A 2ª Vara Federal de Uruguaiana (RS) anulou o ato administrativo que havia cancelado a autorização de residência de um cidadão argentino no Brasil. O juízo concluiu que não houve comprovação suficiente da suposta fraude, conforme exigido pela legislação migratória. A sentença, publicada no dia 10/7, é da juíza Denise Dias de Castro Bins Schwanck.
O argentino ingressou com a ação contra a União narrando que o processo que cancelou sua autorização de residência foi motivado pelo fato de outros oito estrangeiros terem indicado o mesmo endereço em seus requerimentos para a Carteira de Registro Nacional Migratório. Além disso, a Polícia de Imigração teria constatado que o imóvel possuía apenas dois cômodos e as contas de energia elétrica e de água seriam incompatíveis com a quantidade declarada de moradores.
O autor explicou que atua como motorista internacional, atividade que o impede de passar longos períodos no local. Ele declarou que utilizava efetivamente o imóvel indicado como moradia de apoio e apontou que o procedimento administrativo violou os princípios constitucionais do devido processo legal, do contraditório e da ampla defesa.

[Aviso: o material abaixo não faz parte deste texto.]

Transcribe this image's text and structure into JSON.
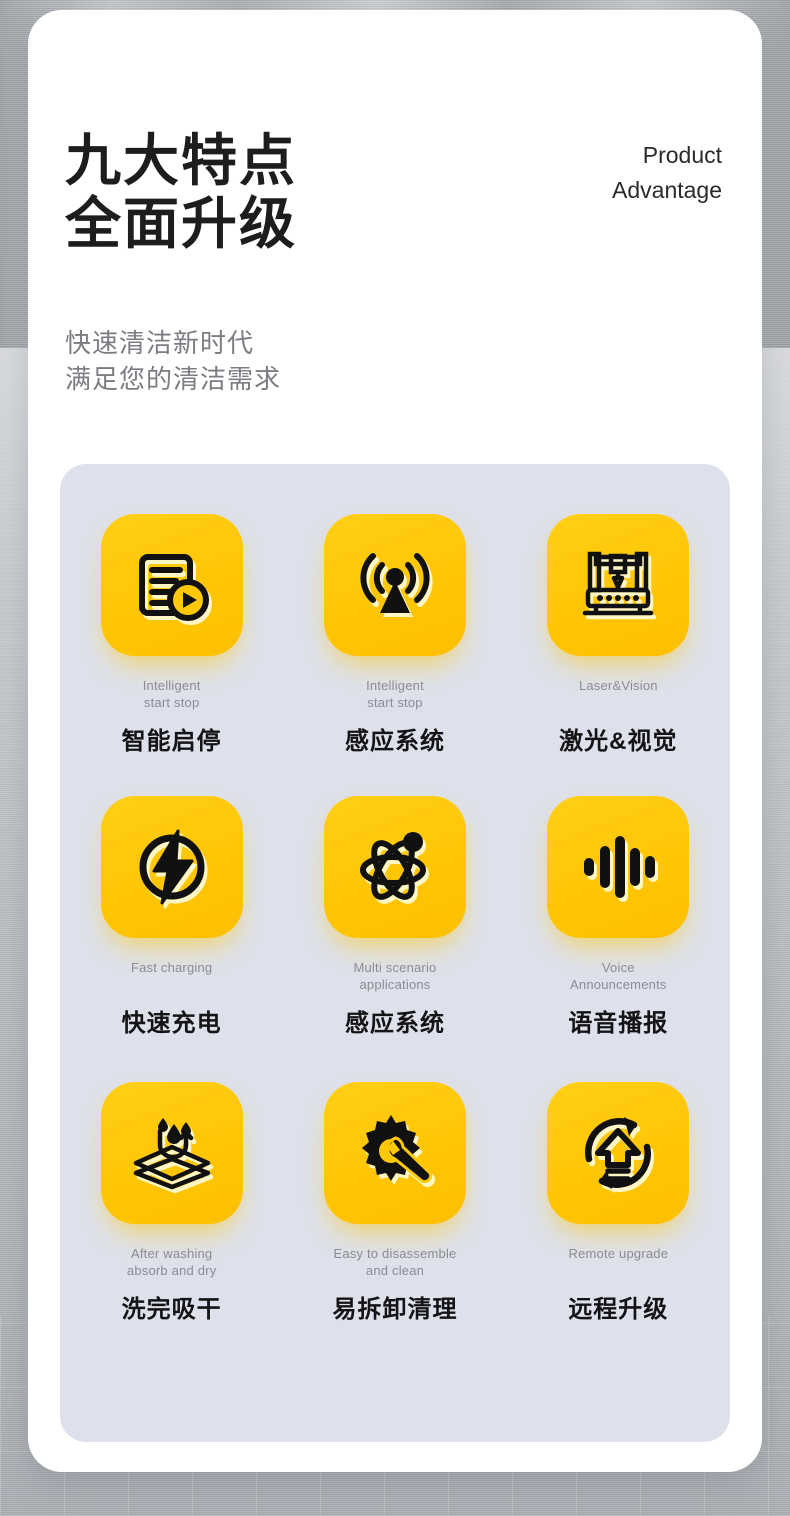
{
  "page": {
    "background_top_color": "#b4b8bc",
    "background_bottom_color": "#bcbfc3",
    "card_color": "#ffffff",
    "panel_color": "#dee1eb",
    "accent_color": "#ffc907",
    "text_color": "#1d1d1f",
    "muted_color": "#8a8c93"
  },
  "header": {
    "headline_line1": "九大特点",
    "headline_line2": "全面升级",
    "subtitle_line1": "快速清洁新时代",
    "subtitle_line2": "满足您的清洁需求",
    "eyebrow_line1": "Product",
    "eyebrow_line2": "Advantage"
  },
  "features": [
    {
      "icon": "document-play-icon",
      "en_line1": "Intelligent",
      "en_line2": "start stop",
      "cn": "智能启停"
    },
    {
      "icon": "signal-sensor-icon",
      "en_line1": "Intelligent",
      "en_line2": "start stop",
      "cn": "感应系统"
    },
    {
      "icon": "laser-machine-icon",
      "en_line1": "Laser&Vision",
      "en_line2": "",
      "cn": "激光&视觉"
    },
    {
      "icon": "lightning-bolt-icon",
      "en_line1": "Fast charging",
      "en_line2": "",
      "cn": "快速充电"
    },
    {
      "icon": "atom-icon",
      "en_line1": "Multi scenario",
      "en_line2": "applications",
      "cn": "感应系统"
    },
    {
      "icon": "voice-waveform-icon",
      "en_line1": "Voice",
      "en_line2": "Announcements",
      "cn": "语音播报"
    },
    {
      "icon": "water-drop-layers-icon",
      "en_line1": "After washing",
      "en_line2": "absorb and dry",
      "cn": "洗完吸干"
    },
    {
      "icon": "gear-wrench-icon",
      "en_line1": "Easy to disassemble",
      "en_line2": "and clean",
      "cn": "易拆卸清理"
    },
    {
      "icon": "refresh-upgrade-icon",
      "en_line1": "Remote upgrade",
      "en_line2": "",
      "cn": "远程升级"
    }
  ]
}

Em sua defesa, a União afirmou que a medida foi determinada após processo administrativo instaurado em 2024. A investigação da Polícia Federal (PF) apontou que oito estrangeiros haviam informado o mesmo endereço residencial em Itaqui (RS), o que levantou suspeitas de irregularidades para a obtenção do documento.
Provas e depoimentos
Durante a instrução do processo, foram ouvidas testemunhas que confirmaram que o motorista de fato se hospedava no local ao retornar de suas viagens. Também ficou comprovado que ele possuía uma relação de amizade com o proprietário do imóvel, motivo pelo qual não pagava pela estadia.

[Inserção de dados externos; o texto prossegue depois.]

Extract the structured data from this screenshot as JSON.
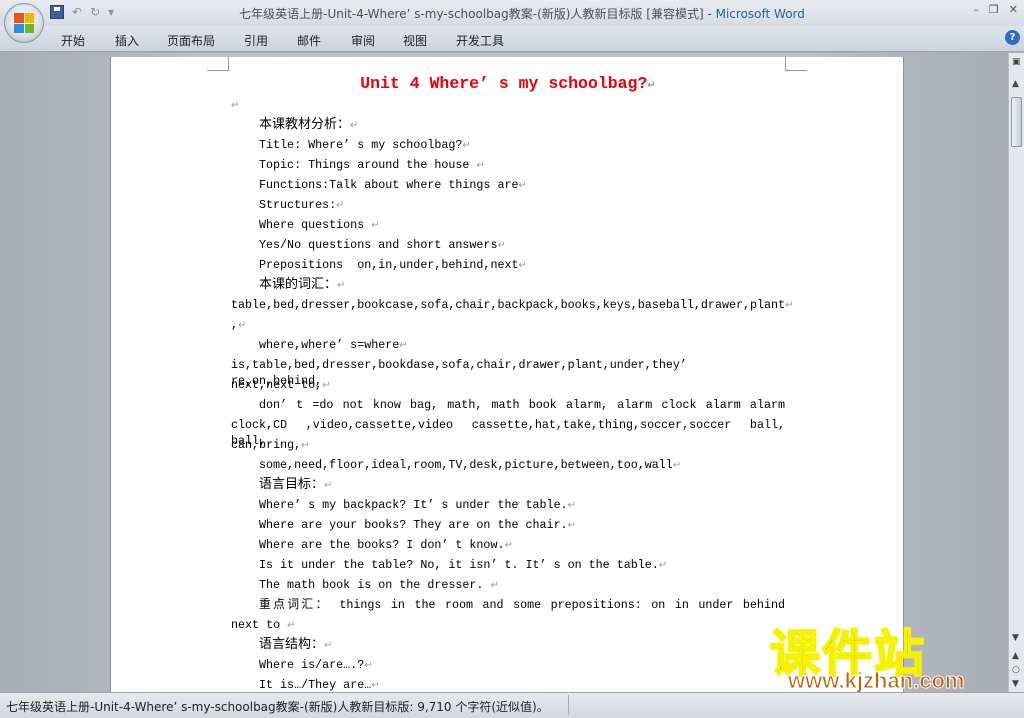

Em seu relatório final, a Polícia Federal apontou que os demais estrangeiros envolvidos jamais estiveram no local e admitiram ter pago a terceiros para obter o comprovante de residência. A juíza concluiu, contudo, que a situação desse grupo não se comparava à do argentino e que a decisão administrativa incorreu em indevida generalização ao tratar os nove requerentes de forma idêntica.
“A imputação de fraude, por sua natureza personalíssima e dependente de elemento subjetivo, não admite presunção coletiva: era ônus da Administração demonstrar, em relação ao autor especificamente, o propósito de enganar, ônus do qual não se desincumbiu, limitando-se a inferir a fraude do mero compartilhamento do endereço com outros estrangeiros”, destacou a magistrada.
Condenação
Schwanck ressaltou que indícios como baixo consumo de água e luz, tamanho do imovel e o compartilhamento do endereço eram insuficientes para demonstrar a fraude exigida pela legislação migratória e, por isso, não se sustentam para justificar a punição.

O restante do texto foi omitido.